Lewin: It's not about saying let's look at business organizations as if they are complex systems. They are complex systems. Managers have been operating within them in a very controlling way, which dampens the potential creativity of employees. What we're saying is shift the way you [lead] organizations, loosen control to encourage more creativity. A culture of care will emerge, as opposed to a culture of command and control, and your company will be more creative and productive, too.

CIO: What are the qualities executives need in order to be successful in a complexity environment?

Regine: Be accessible, respond immediately to others, acknowledge and value people's contributions at all levels, create opportunities for people, take the time to build trusting relationships and walk the talk--you are the embodiment of the organization's values. If you can't be honest, then how can you expect others to be? [Wouldn't dishonesty] affect the culture, the organizational identity and how you develop relationships with other organizations? It all starts with you.

CIO: Are there any qualities employees need to have in a complexity environment?

Regine: The people on the front lines have to conquer the fear of freedom that comes when they are given the leeway to do something important.

CIO: What about organizations? Are there particular qualities that characterize a complex adaptive system?

Regine: There's a tendency in business to focus at the macro level. One thing complexity theory says is that the most powerful processes happen at the micro level--the people, relationship dimension. [To initiate these processes,] start small, experiment, include others and promote a "just try it" environment.
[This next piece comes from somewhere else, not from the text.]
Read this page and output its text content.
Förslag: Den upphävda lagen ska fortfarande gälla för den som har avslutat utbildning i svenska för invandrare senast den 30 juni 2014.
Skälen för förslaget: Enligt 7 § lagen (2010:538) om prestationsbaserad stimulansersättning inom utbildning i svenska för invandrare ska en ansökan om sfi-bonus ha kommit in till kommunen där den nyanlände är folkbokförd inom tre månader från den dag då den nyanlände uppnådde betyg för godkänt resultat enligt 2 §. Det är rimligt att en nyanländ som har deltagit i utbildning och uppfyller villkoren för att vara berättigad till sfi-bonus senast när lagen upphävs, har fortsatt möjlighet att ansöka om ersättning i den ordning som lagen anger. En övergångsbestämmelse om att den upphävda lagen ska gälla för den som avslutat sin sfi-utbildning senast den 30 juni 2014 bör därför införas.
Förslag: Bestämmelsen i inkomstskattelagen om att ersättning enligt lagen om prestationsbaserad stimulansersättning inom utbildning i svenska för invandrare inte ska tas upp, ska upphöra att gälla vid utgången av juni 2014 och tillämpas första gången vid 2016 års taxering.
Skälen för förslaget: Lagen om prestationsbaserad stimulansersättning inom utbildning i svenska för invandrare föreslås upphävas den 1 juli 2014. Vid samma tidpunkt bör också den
Set up a few simple rules, then let go. Small successes will [encourage] other people to start pilot projects, and a comfort with change will catch on.
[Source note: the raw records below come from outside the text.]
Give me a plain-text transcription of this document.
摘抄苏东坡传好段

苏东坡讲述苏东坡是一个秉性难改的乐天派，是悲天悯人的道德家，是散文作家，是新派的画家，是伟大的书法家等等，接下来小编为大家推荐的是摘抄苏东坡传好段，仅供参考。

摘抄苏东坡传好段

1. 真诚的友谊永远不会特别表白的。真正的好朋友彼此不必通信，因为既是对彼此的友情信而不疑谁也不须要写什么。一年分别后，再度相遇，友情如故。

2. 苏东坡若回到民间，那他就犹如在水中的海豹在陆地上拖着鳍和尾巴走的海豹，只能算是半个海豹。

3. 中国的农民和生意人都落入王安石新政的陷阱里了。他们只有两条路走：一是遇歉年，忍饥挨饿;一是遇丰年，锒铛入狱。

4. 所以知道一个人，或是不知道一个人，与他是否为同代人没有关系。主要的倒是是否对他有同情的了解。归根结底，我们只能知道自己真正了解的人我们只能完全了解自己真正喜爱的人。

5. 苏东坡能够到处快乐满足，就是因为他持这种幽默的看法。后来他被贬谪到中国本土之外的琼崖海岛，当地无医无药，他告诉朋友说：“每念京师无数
Complex adaptive systems have three ways of functioning. There is the stable zone, in which the company is in a state of inertia, not responding to opportunities nor adapting to changes. However, stability is not something to strive for because it leads to an unresponsive system. Then there is the chaotic zone, in which the organization is bouncing off the walls, haphazard, led by events rather than choices and overreacting. And there is a zone in between these two, the creative zone, which is the place to be--not so stable that [little] changes, nor so unstable that everything falls apart. There's a lot of fluctuation in the creative zone--ups and downs and paradoxes keep occurring. For example, leaders in complex adaptive systems need to be strong and have vision, yet they also need to be comfortable managing with a hands-off approach. Also, companies may know the direction in which they're moving, but they don't know exactly where they will end up. Creativity emerges from tolerating such ambiguity.